Ainda é muito infantil a maneira como as corporações enxergam o papel feminino e masculino? Antigamente, para chegar chegar às cadeiras de poder, a mulher ia para um caminho masculinizado e masculinizante. Ela usava das habilidades ditas masculinas para se sentir legitimada naquela cadeira. Usar das habilidades femininas significava perder credibilidade. Hoje em dia, se um homem chora em uma reunião é lindo, sensível. Se uma mulher chora é porque não dá conta. Para ele, a skill feminino é um adicional. Mas isso tem sido questionado, o mundo está exigindo as características ditas femininas.

Visto os índices de estresse, o mundo do trabalho está doente? Essa premissa de metas, de avaliação de performance, vai criando um sentimento de exaustão que é contraproducente e incoerente com o momento que vivemos hoje. Ninguém quer mais fazer 60 anos rico e jogar golfe. As pessoas tem uma ótica de viver uma vida de qualidade, e as empresas não estão proporcionando isso. Há um desafio enorme de repensar o que é uma dinâmica saudável de atuação e, principalmente, de conexão com o ecossistema. Chamam isso de ESG, mas é apenas uma clareza de que não existe plano B. Somos do mesmo planeta e impactamos ele, então eu também tenho responsabilidade.

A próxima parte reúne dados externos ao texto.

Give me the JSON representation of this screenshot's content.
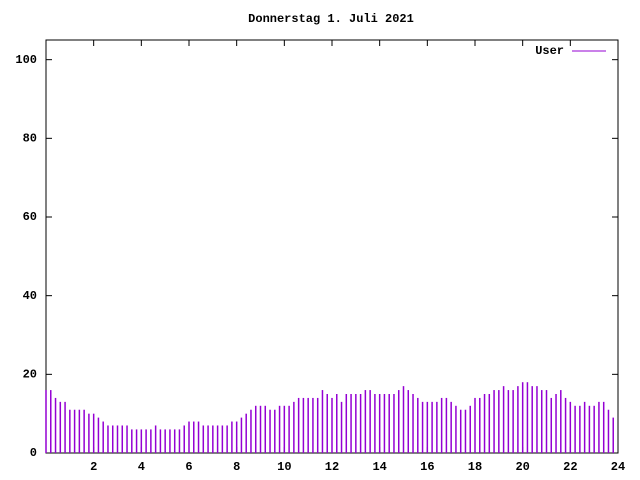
{
  "chart_data": {
    "type": "impulse",
    "title": "Donnerstag 1. Juli 2021",
    "series": [
      {
        "name": "User",
        "color": "#9400d3",
        "x": [
          0,
          0.2,
          0.4,
          0.6,
          0.8,
          1,
          1.2,
          1.4,
          1.6,
          1.8,
          2,
          2.2,
          2.4,
          2.6,
          2.8,
          3,
          3.2,
          3.4,
          3.6,
          3.8,
          4,
          4.2,
          4.4,
          4.6,
          4.8,
          5,
          5.2,
          5.4,
          5.6,
          5.8,
          6,
          6.2,
          6.4,
          6.6,
          6.8,
          7,
          7.2,
          7.4,
          7.6,
          7.8,
          8,
          8.2,
          8.4,
          8.6,
          8.8,
          9,
          9.2,
          9.4,
          9.6,
          9.8,
          10,
          10.2,
          10.4,
          10.6,
          10.8,
          11,
          11.2,
          11.4,
          11.6,
          11.8,
          12,
          12.2,
          12.4,
          12.6,
          12.8,
          13,
          13.2,
          13.4,
          13.6,
          13.8,
          14,
          14.2,
          14.4,
          14.6,
          14.8,
          15,
          15.2,
          15.4,
          15.6,
          15.8,
          16,
          16.2,
          16.4,
          16.6,
          16.8,
          17,
          17.2,
          17.4,
          17.6,
          17.8,
          18,
          18.2,
          18.4,
          18.6,
          18.8,
          19,
          19.2,
          19.4,
          19.6,
          19.8,
          20,
          20.2,
          20.4,
          20.6,
          20.8,
          21,
          21.2,
          21.4,
          21.6,
          21.8,
          22,
          22.2,
          22.4,
          22.6,
          22.8,
          23,
          23.2,
          23.4,
          23.6,
          23.8
        ],
        "values": [
          16,
          16,
          14,
          13,
          13,
          11,
          11,
          11,
          11,
          10,
          10,
          9,
          8,
          7,
          7,
          7,
          7,
          7,
          6,
          6,
          6,
          6,
          6,
          7,
          6,
          6,
          6,
          6,
          6,
          7,
          8,
          8,
          8,
          7,
          7,
          7,
          7,
          7,
          7,
          8,
          8,
          9,
          10,
          11,
          12,
          12,
          12,
          11,
          11,
          12,
          12,
          12,
          13,
          14,
          14,
          14,
          14,
          14,
          16,
          15,
          14,
          15,
          13,
          15,
          15,
          15,
          15,
          16,
          16,
          15,
          15,
          15,
          15,
          15,
          16,
          17,
          16,
          15,
          14,
          13,
          13,
          13,
          13,
          14,
          14,
          13,
          12,
          11,
          11,
          12,
          14,
          14,
          15,
          15,
          16,
          16,
          17,
          16,
          16,
          17,
          18,
          18,
          17,
          17,
          16,
          16,
          14,
          15,
          16,
          14,
          13,
          12,
          12,
          13,
          12,
          12,
          13,
          13,
          11,
          9
        ]
      }
    ],
    "xlim": [
      0,
      24
    ],
    "xticks": [
      2,
      4,
      6,
      8,
      10,
      12,
      14,
      16,
      18,
      20,
      22,
      24
    ],
    "ylim": [
      0,
      105
    ],
    "yticks": [
      0,
      20,
      40,
      60,
      80,
      100
    ],
    "legend": "top-right"
  }
}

Gravidez no trabalho ainda é um tabu? As empresas ainda cobram esse pênalti das mulheres que querem engravidar. É uma dor presente na construção da carreira. Depois que você passa desse primeiro momento, você volta uma mulher muito mais potente, mais interessante, ponderada. Eu tenho certeza de que mulheres voltam da licença com muito mais qualidade, mas o dado que não é publicado em lugar nenhum é que 45% das mulheres são desligadas após a licença. Esse pênalti não é uma fantasia, ele é grande e ainda existe.

O que as grandes empresas precisam fazer para conseguir manter esse novo tipo de funcionário, que não vai aturar deixar a sua vida na empresa? Em um outro momento de vida, nós vivíamos o isolamento corporativo, eramos abduzidos pela corporação. Aquilo era valioso: contar que dormiu na empresa era muito legal. Hoje isso é divergente, as redes mostram um mundo de possibilidades, de ter uma vida equilibrada. As empresas estão tendo que humanizar o processo de gestão. A geração mais nova não está a fim nem de começar essa conversa sobre a modelagem antiga. E não é colocar mesa de pingue pongue e fliperama pra dizer que ali é mais equilibrado. É abrir mão de horário de trabalho para que o funcionário tenha outra composição de vida.

Riqueza estraga as pessoas? O exercício de criar uma criança na riqueza é fazer ela entender que vive numa bolha e que precisa de um esforço maior de compreensão de mundo. A riqueza faz você ficar ensimesmado. E nem sempre é culpa da pessoa.